An efficient way to substantially increase the surface area coverage of photovoltaic (PV) modules, while maintaining the existent electricity infrastructure, is to integrate such modules into the roofs and facades of buildings. Aside from the practical technical requirements, such as high power conversion efficiency (PCE), low cost, and long lifetime, photovoltaic modules for building applications also necessitate an aesthetically attractive design, which can be achieved by finetuning their color according to the specific architectural needs of the building [1,2].

For some PV technologies, intrinsic coloration with a limited selection of colors can be attained by selecting absorbing materials with specific spectral absorption behavior [3,4]. To achieve a broader range of colors typically requires the addition of colored encapsulants, printed glass covers or interlayers in front of the PV module. Most commonly, pigments or chemical colorants are employed to accomplish such coloration, but they tend to absorb a significant portion of the solar spectrum, drastically reducing the PCE of the resulting PV module. A promising alternative to overcome such issues is to take advantage of the interference effects between non-absorbing dielectric materials with contrasting refractive indexes to design PV modules with vivid structural colors and low optical losses [5,6].

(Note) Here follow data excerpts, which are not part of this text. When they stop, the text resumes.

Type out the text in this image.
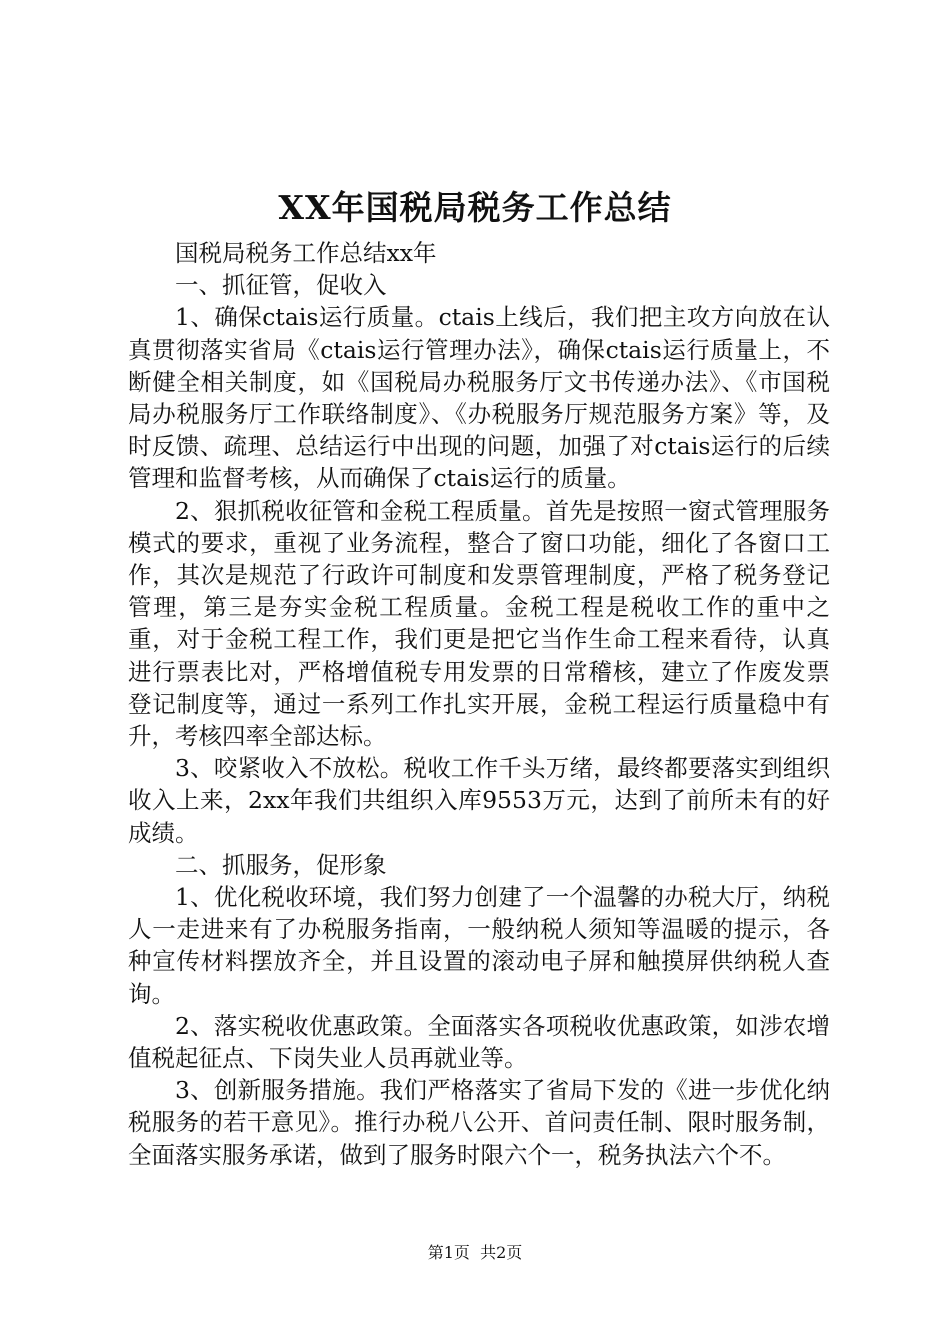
XX年国税局税务工作总结

国税局税务工作总结xx年

一、抓征管，促收入

1、确保ctais运行质量。ctais上线后，我们把主攻方向放在认真贯彻落实省局《ctais运行管理办法》，确保ctais运行质量上，不断健全相关制度，如《国税局办税服务厅文书传递办法》、《市国税局办税服务厅工作联络制度》、《办税服务厅规范服务方案》等，及时反馈、疏理、总结运行中出现的问题，加强了对ctais运行的后续管理和监督考核，从而确保了ctais运行的质量。

2、狠抓税收征管和金税工程质量。首先是按照一窗式管理服务模式的要求，重视了业务流程，整合了窗口功能，细化了各窗口工作，其次是规范了行政许可制度和发票管理制度，严格了税务登记管理，第三是夯实金税工程质量。金税工程是税收工作的重中之重，对于金税工程工作，我们更是把它当作生命工程来看待，认真进行票表比对，严格增值税专用发票的日常稽核，建立了作废发票登记制度等，通过一系列工作扎实开展，金税工程运行质量稳中有升，考核四率全部达标。

3、咬紧收入不放松。税收工作千头万绪，最终都要落实到组织收入上来，2xx年我们共组织入库9553万元，达到了前所未有的好成绩。

二、抓服务，促形象

1、优化税收环境，我们努力创建了一个温馨的办税大厅，纳税人一走进来有了办税服务指南，一般纳税人须知等温暖的提示，各种宣传材料摆放齐全，并且设置的滚动电子屏和触摸屏供纳税人查询。

2、落实税收优惠政策。全面落实各项税收优惠政策，如涉农增值税起征点、下岗失业人员再就业等。

3、创新服务措施。我们严格落实了省局下发的《进一步优化纳税服务的若干意见》。推行办税八公开、首问责任制、限时服务制，全面落实服务承诺，做到了服务时限六个一，税务执法六个不。

第1页  共2页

Periodic distributed Bragg reflectors (DBRs) have been considered in some previous works to realize structural coloration in PV modules [7,8], but they typically fail to reproduce some colors, especially reds, owing to the appearance of higher-order interference peaks in the reflectance spectra. To reach a broader color gamut thus requires breaking up the periodicity inherent to DBRs in a controlled way, such that the optical response of the PV module is tuned to achieve the desired coloration. In the present work, a numerical approach combining the electromagnetic description of light propagation together with the use of optimization algorithms is considered to optimize the configuration of a dielectric multilayer structure deposited directly on top of a polymer foil interlayer that is placed in between the substrate and the PV cell, targeting different structural colors for the PV module. As it will be demonstrated, the non-trivial aperiodic structures obtained from this method cover a broader color gamut than the simpler DBRs, and are key to achieve different red hues, including the ones of commonly used raw construction materials, such as clay or brick. As a proof-of-concept, a mini-module with a selected color is assembled by depositing an aperiodic multilayer structure with a numerically optimized configuration on top of a polymeric foil, using a roll-to-roll physical vapor deposition method. This allows not only to validate the numerical predictions regarding the structural color achieved, but also to demonstrate the low photovoltaic loss associated with this sort of multilayers and the scalability of the processes used to fabricate such colored modules.